While the City of Vancouver points to its successful Rental Standards Database as one step forward in improving the quality of the city’s rental housing, evictions for renovations, or “renovictions,” continue to put many renters on shaky ground.
MEGA-NEWS: Rental database a success, according to city
It’s been just over a year since the City of Vancouver launched its Rental Standards Database, an online tool for Vancouver residents to report violations in rental buildings with five or more units. The tool is aimed at improving the quality of Vancouver’s rental housing stock. According to Vision Vancouver councillor Kerry Jang, the database has been a success.
“Whenever we get a complaint about a place, we go investigate. If we find a deficiency, we put it up on the database outlining what the problem is,” he says.
It’s actually spurred the landowners themselves to get [the violations] off the database.”
The city has cited a 75 per cent drop in reported building violations since the site launched in early 2013. The year before the site launched in 2012, the city received 7,210 notices of violations.
Those notices were related to issues with fire safety standards; signage; electrical, plumbing, gas, and sewer; and untidy premises. Today, there are just 1,575 reports of violations.

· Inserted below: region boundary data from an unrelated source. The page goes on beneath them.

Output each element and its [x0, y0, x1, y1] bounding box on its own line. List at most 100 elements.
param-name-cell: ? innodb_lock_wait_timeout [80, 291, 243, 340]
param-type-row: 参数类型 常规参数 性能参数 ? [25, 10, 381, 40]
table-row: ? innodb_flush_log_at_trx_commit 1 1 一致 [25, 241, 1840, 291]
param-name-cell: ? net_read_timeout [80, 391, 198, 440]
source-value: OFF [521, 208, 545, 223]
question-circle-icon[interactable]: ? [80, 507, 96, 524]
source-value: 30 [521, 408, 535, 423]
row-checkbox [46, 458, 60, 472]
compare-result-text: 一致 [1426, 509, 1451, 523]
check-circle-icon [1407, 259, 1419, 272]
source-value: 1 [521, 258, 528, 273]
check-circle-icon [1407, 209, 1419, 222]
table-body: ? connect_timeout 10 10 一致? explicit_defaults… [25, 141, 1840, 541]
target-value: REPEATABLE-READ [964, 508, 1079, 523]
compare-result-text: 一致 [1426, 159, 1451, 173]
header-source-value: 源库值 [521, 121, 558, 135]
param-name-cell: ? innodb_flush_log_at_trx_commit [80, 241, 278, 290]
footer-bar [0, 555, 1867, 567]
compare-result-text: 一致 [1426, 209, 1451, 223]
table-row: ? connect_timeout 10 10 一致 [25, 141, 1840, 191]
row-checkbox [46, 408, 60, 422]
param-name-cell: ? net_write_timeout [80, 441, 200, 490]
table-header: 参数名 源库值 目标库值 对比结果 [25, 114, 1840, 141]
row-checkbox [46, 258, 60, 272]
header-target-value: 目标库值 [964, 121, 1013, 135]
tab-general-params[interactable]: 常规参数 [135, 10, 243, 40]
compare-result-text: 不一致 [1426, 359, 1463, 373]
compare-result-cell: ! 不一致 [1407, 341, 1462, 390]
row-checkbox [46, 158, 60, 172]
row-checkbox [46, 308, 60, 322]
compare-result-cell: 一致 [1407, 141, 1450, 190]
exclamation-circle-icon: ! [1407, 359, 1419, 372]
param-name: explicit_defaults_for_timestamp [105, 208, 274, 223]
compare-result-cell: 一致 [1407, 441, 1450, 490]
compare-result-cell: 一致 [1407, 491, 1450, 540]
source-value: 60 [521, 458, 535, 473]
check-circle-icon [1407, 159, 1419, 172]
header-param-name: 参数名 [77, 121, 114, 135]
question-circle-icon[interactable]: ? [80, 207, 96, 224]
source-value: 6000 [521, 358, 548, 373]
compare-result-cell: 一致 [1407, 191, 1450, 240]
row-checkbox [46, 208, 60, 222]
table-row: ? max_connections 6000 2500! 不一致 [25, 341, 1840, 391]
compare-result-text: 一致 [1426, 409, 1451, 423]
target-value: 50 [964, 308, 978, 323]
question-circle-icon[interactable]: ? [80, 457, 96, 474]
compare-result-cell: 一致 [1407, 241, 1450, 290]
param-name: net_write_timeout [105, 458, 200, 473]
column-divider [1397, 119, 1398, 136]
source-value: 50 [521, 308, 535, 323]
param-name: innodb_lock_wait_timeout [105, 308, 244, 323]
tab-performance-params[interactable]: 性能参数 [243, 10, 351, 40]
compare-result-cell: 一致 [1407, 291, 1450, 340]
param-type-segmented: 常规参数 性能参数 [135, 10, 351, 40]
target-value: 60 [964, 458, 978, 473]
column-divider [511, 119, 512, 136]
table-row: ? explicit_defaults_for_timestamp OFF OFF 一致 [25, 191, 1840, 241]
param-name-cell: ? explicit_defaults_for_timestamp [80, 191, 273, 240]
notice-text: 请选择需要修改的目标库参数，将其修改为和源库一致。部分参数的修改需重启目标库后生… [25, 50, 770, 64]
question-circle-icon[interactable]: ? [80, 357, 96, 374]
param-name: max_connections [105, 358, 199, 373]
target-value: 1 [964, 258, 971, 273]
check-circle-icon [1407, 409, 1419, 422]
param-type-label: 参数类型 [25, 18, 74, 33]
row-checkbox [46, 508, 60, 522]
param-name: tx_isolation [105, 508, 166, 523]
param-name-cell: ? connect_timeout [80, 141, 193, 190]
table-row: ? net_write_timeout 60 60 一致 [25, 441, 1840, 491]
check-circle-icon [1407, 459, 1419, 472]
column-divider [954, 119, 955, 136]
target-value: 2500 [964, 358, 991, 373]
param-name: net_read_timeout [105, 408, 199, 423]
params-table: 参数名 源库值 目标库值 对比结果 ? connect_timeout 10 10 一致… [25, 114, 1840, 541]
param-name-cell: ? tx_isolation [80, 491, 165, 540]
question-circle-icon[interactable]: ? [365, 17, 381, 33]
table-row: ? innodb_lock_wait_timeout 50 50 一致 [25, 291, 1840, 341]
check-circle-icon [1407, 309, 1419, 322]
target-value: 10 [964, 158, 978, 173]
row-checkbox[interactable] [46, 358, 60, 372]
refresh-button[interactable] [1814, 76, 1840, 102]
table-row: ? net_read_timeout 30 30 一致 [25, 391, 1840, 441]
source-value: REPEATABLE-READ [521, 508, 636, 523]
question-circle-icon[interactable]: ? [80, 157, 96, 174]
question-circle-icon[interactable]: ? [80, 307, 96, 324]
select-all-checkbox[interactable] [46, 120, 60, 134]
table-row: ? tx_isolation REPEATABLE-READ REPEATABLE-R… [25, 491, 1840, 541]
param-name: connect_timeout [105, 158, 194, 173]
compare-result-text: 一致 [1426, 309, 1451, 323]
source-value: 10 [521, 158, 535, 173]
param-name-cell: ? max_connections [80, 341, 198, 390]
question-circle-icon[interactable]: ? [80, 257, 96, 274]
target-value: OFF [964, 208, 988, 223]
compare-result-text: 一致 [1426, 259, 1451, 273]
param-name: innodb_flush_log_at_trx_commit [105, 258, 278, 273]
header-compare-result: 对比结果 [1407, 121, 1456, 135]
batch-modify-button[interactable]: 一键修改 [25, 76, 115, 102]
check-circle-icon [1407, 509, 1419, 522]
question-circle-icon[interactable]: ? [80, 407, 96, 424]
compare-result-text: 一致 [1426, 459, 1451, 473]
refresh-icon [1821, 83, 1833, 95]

The database covers 70,000 Vancouver rental units in some 2,500 buildings, which is just over half of the estimated 130,000 total units in the city. But it leaves out some 60,000 units, including secondary or basement suites. Since many secondary suites are built without permits, the city doesn’t have concrete information on the total number of those suites in Vancouver.
And while the database tracks building violations, it doesn’t track construction permits that could lead to substantial renovations leading to evictions, or “renovictions,” as some tenant advocates call them. Jang maintains that since construction permits are not specific about the scale of renovations, such information wouldn’t be useful to tenants.
“We’re getting people to get proper licences out—not everyone’s done it yet,” he says, adding this is happening when people are renovating their suites.
“On new construction, back in 2008, we changed the bylaws so that when you build a new home, you can build a proper legal suite.”